Une autre expérience a enrichi mon portfolio dans le domaine artistique de manière tout à fait inattendue. En effet, c’est dans la belle ville de Québec où je fis la connaissance d’une dame qui désirait plus que tout parfaire ses connaissances dans le monde de la nudité artistique. C’est donc à la suite de quelques échanges de courriels et d’une rencontre cordiale dans l’un de mes restaurants préférés de Québec que nous avons d’un commun accord décidé de réaliser une séance de nudité artistique. Ladite séance se déroula, vous l’avez sans aucun doute deviné, loin des regards indiscrets. Voilà pourquoi elle a eu lieu en campagne où mère nature nous offrit un spectacle haut en couleurs grâce à la saison automnale qui éblouissait le décor champêtre environnant. Plusieurs centaines de photos furent prises pendant cette journée mirifique où la complicité, la belle humeur et le respect ont été présents. Qui plus est! Quelques-unes des photos peuvent être décrites comme étant érotiques vue une certaine sensualité qui s’y trouve. Je remercie mon amie NonamE pour cette journée extraordinaire que nous avons vécue ensemble.

chef-d'oeuvre imparfaitEnfin, c’est à la suite de mes expériences de nudité artistique vécue dans la métropole du Québec et de ma participation au sein d’un site érotique purement québécois connu sous le vocable de « Maynem » qu’une jeune journaliste eu vent de mes publications au sein de mon blogue artistique intitulé Modèle vivant à Québec. C’est ainsi que madame Périne Gruson a communiqué avec votre humble serviteur afin de réaliser un reportage sur mon expérience unique en son genre. Avouez-le! Être modèle nu avec un handicap physique apparent n’est pas donné à tout le monde de le faire et de pouvoir le faire. D’ailleurs, il faut tout de même avoir, pardonnez-moi l’expression, une paire de couilles pour être capable de poser nu devant des étrangers et subséquemment d’avoir l’intention de rédiger des articles sur de telles expériences sur un blogue ouvert au grand publique.

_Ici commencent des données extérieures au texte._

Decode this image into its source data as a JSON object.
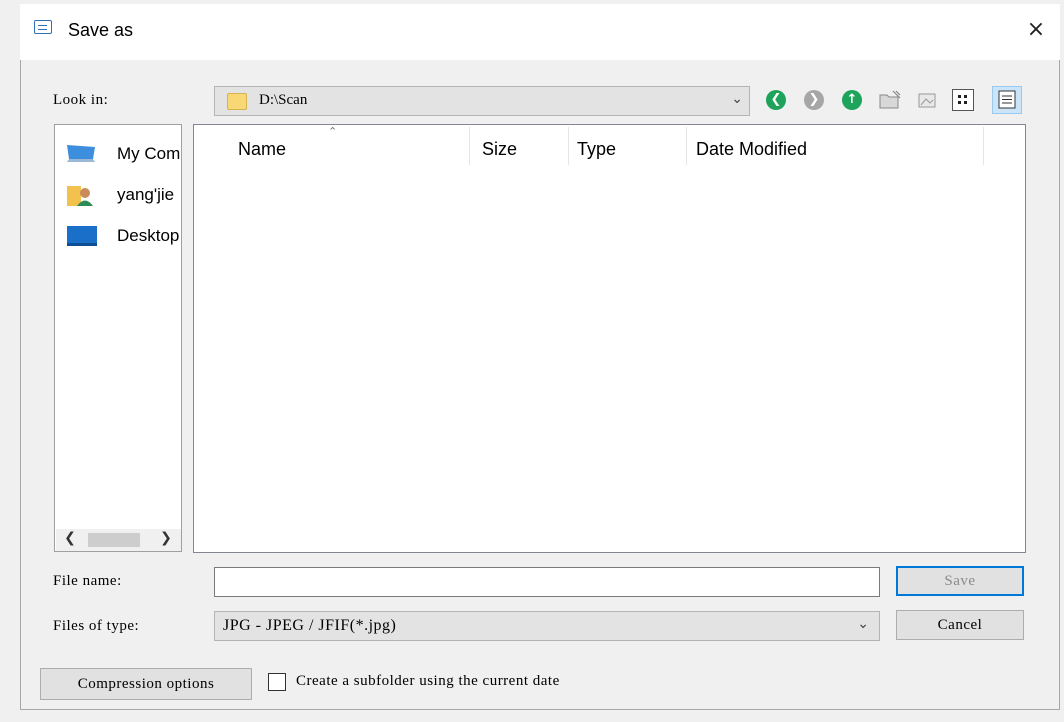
{
  "window": {
    "title": "Save as",
    "close_glyph": "×"
  },
  "look_in": {
    "label": "Look in:",
    "value": "D:\\Scan"
  },
  "toolbar": {
    "icons": [
      "back-icon",
      "forward-icon",
      "up-folder-icon",
      "new-folder-icon",
      "list-view-icon",
      "details-view-icon"
    ]
  },
  "places": [
    {
      "label": "My Computer",
      "icon": "computer-icon"
    },
    {
      "label": "yang'jie",
      "icon": "user-folder-icon"
    },
    {
      "label": "Desktop",
      "icon": "desktop-icon"
    }
  ],
  "file_list": {
    "columns": [
      "Name",
      "Size",
      "Type",
      "Date Modified"
    ],
    "rows": []
  },
  "file_name": {
    "label": "File name:",
    "value": ""
  },
  "file_type": {
    "label": "Files of type:",
    "value": "JPG - JPEG / JFIF(*.jpg)"
  },
  "buttons": {
    "save": "Save",
    "cancel": "Cancel",
    "compression": "Compression options"
  },
  "subfolder_checkbox": {
    "label": "Create a subfolder using the current date",
    "checked": false
  },
  "colors": {
    "accent": "#0078d7",
    "nav_green": "#1ea35a",
    "nav_gray": "#a6a6a6",
    "folder": "#f8d775"
  }
}
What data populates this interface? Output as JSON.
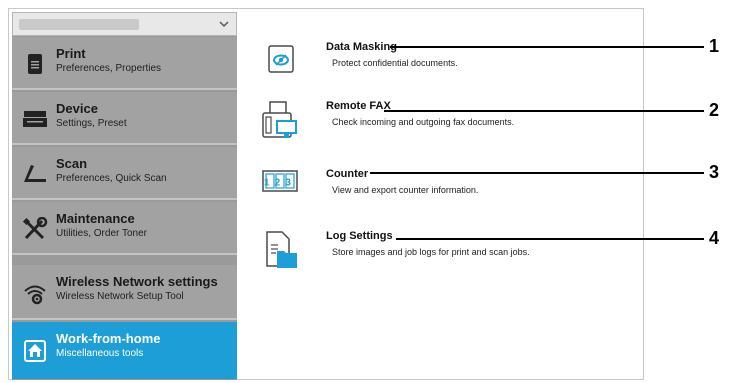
{
  "sidebar": {
    "items": [
      {
        "title": "Print",
        "subtitle": "Preferences, Properties",
        "icon": "print-icon"
      },
      {
        "title": "Device",
        "subtitle": "Settings, Preset",
        "icon": "device-icon"
      },
      {
        "title": "Scan",
        "subtitle": "Preferences, Quick Scan",
        "icon": "scan-icon"
      },
      {
        "title": "Maintenance",
        "subtitle": "Utilities, Order Toner",
        "icon": "tools-icon"
      },
      {
        "title": "Wireless Network settings",
        "subtitle": "Wireless Network Setup Tool",
        "icon": "wireless-gear-icon"
      },
      {
        "title": "Work-from-home",
        "subtitle": "Miscellaneous tools",
        "icon": "home-icon"
      }
    ],
    "active_index": 5
  },
  "tools": [
    {
      "name": "Data Masking",
      "description": "Protect confidential documents.",
      "icon": "eye-mask-icon"
    },
    {
      "name": "Remote FAX",
      "description": "Check incoming and outgoing fax documents.",
      "icon": "fax-monitor-icon"
    },
    {
      "name": "Counter",
      "description": "View and export counter information.",
      "icon": "counter-icon"
    },
    {
      "name": "Log Settings",
      "description": "Store images and job logs for print and scan jobs.",
      "icon": "log-folder-icon"
    }
  ],
  "counter_icon_digits": "123",
  "callouts": [
    "1",
    "2",
    "3",
    "4"
  ],
  "colors": {
    "sidebar_bg": "#a2a2a2",
    "active_bg": "#1e9ed6",
    "icon_blue": "#1e9ed6"
  }
}
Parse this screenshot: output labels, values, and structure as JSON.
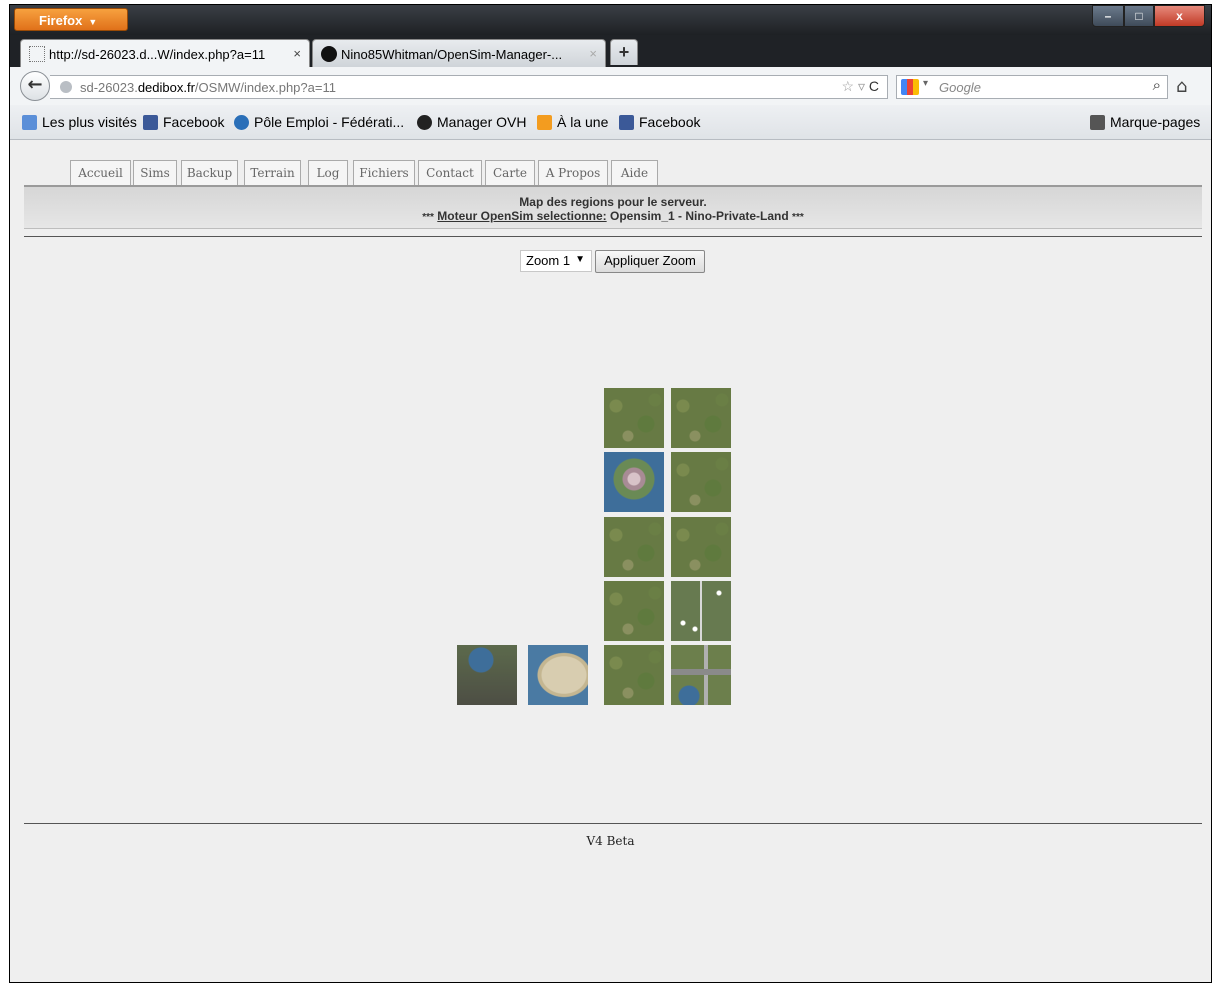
{
  "browser": {
    "menu_button": "Firefox",
    "window_controls": {
      "minimize": "–",
      "maximize": "□",
      "close": "x"
    },
    "tabs": [
      {
        "title": "http://sd-26023.d...W/index.php?a=11",
        "close": "×"
      },
      {
        "title": "Nino85Whitman/OpenSim-Manager-...",
        "close": "×"
      }
    ],
    "new_tab": "+",
    "back": "←",
    "url": {
      "prefix": "sd-26023.",
      "host": "dedibox.fr",
      "path": "/OSMW/index.php?a=11"
    },
    "url_icons": {
      "star": "☆",
      "dropdown": "▿",
      "reload": "C"
    },
    "search": {
      "placeholder": "Google",
      "dropdown": "▾",
      "icon": "⌕"
    },
    "home": "⌂",
    "bookmarks": [
      {
        "label": "Les plus visités",
        "icon": "recent-icon"
      },
      {
        "label": "Facebook",
        "icon": "facebook-icon"
      },
      {
        "label": "Pôle Emploi - Fédérati...",
        "icon": "pole-emploi-icon"
      },
      {
        "label": "Manager OVH",
        "icon": "ovh-icon"
      },
      {
        "label": "À la une",
        "icon": "rss-icon"
      },
      {
        "label": "Facebook",
        "icon": "facebook-icon"
      }
    ],
    "bookmarks_menu": "Marque-pages"
  },
  "page": {
    "menu_tabs": [
      "Accueil",
      "Sims",
      "Backup",
      "Terrain",
      "Log",
      "Fichiers",
      "Contact",
      "Carte",
      "A Propos",
      "Aide"
    ],
    "header": {
      "line1": "Map des regions pour le serveur.",
      "stars_left": "***",
      "engine_label": "Moteur OpenSim selectionne:",
      "engine_value": "Opensim_1 - Nino-Private-Land",
      "stars_right": "***"
    },
    "zoom": {
      "selected": "Zoom 1",
      "dropdown": "▼",
      "apply_button": "Appliquer Zoom"
    },
    "footer": "V4 Beta"
  }
}
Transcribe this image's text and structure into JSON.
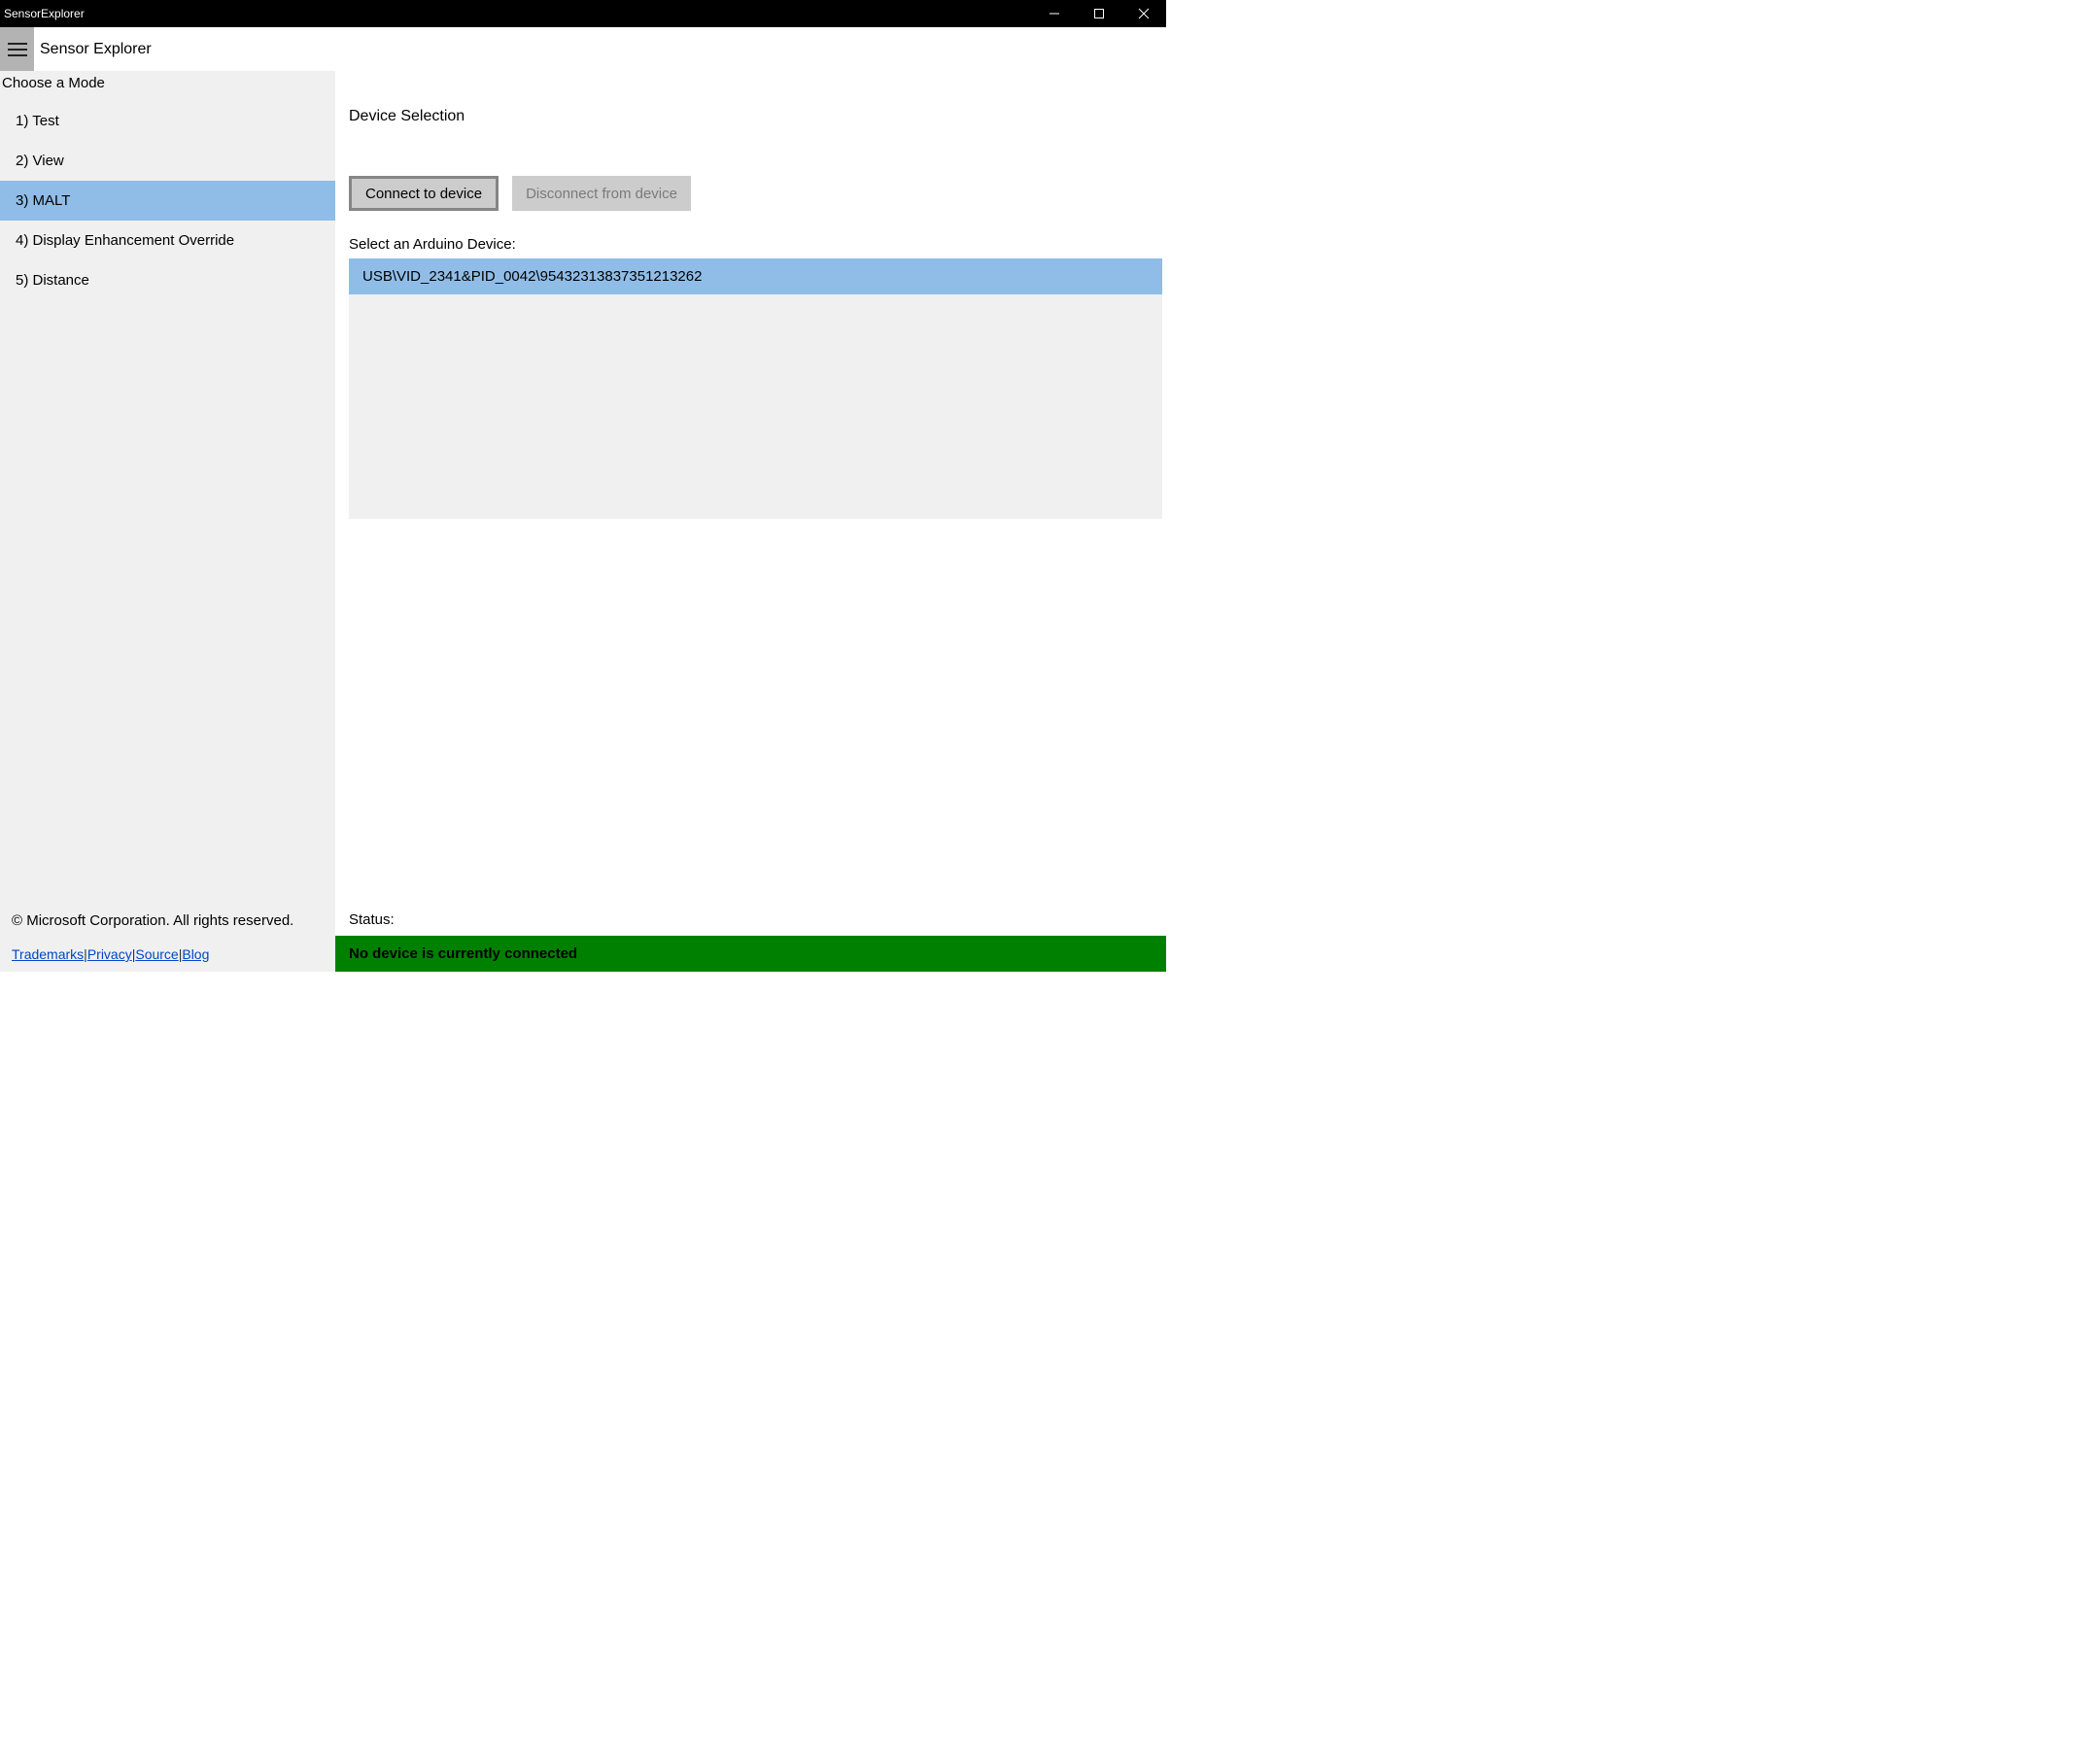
{
  "window": {
    "title": "SensorExplorer"
  },
  "app": {
    "title": "Sensor Explorer"
  },
  "sidebar": {
    "heading": "Choose a Mode",
    "items": [
      {
        "label": "1) Test",
        "selected": false
      },
      {
        "label": "2) View",
        "selected": false
      },
      {
        "label": "3) MALT",
        "selected": true
      },
      {
        "label": "4) Display Enhancement Override",
        "selected": false
      },
      {
        "label": "5) Distance",
        "selected": false
      }
    ],
    "copyright": "© Microsoft Corporation. All rights reserved.",
    "links": {
      "trademarks": "Trademarks",
      "privacy": "Privacy",
      "source": "Source",
      "blog": "Blog"
    }
  },
  "content": {
    "heading": "Device Selection",
    "buttons": {
      "connect": "Connect to device",
      "disconnect": "Disconnect from device"
    },
    "selectLabel": "Select an Arduino Device:",
    "devices": [
      {
        "id": "USB\\VID_2341&PID_0042\\95432313837351213262",
        "selected": true
      }
    ],
    "statusLabel": "Status:",
    "statusMessage": "No device is currently connected",
    "statusColor": "#008000"
  }
}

Bref, c’est par une belle journée du mois d’octobre que madame Gruson et moi avions réalisé une interview fort intéressante. Il est important de retenir que deux objectifs m’avaient incité à accepter sa demande d’interview. Le premier était de faire tomber les tabous qui entourent la nudité artistique en répondant avec la plus grande franchise qui soit à toutes les questions que m’a posé cette journaliste. Le second était, et c’est l’un de mes fondements existentiels, de démontrer que ma « différence » ne faisait pas de moi un être à part des autres. Bien au contraire! Je suis fier de mon corps, de mon unicité, de ma masculinité, de ce que je suis sans pour autant renier mes faiblesses. D’ailleurs, j’ai pris bien soin d’expliquer que je ne cache rien et que je n’exhibe rien non plus durant mes poses de nudité. « Être tout simplement! » Voilà ce à quoi j’aspire. Un point, c’est tout.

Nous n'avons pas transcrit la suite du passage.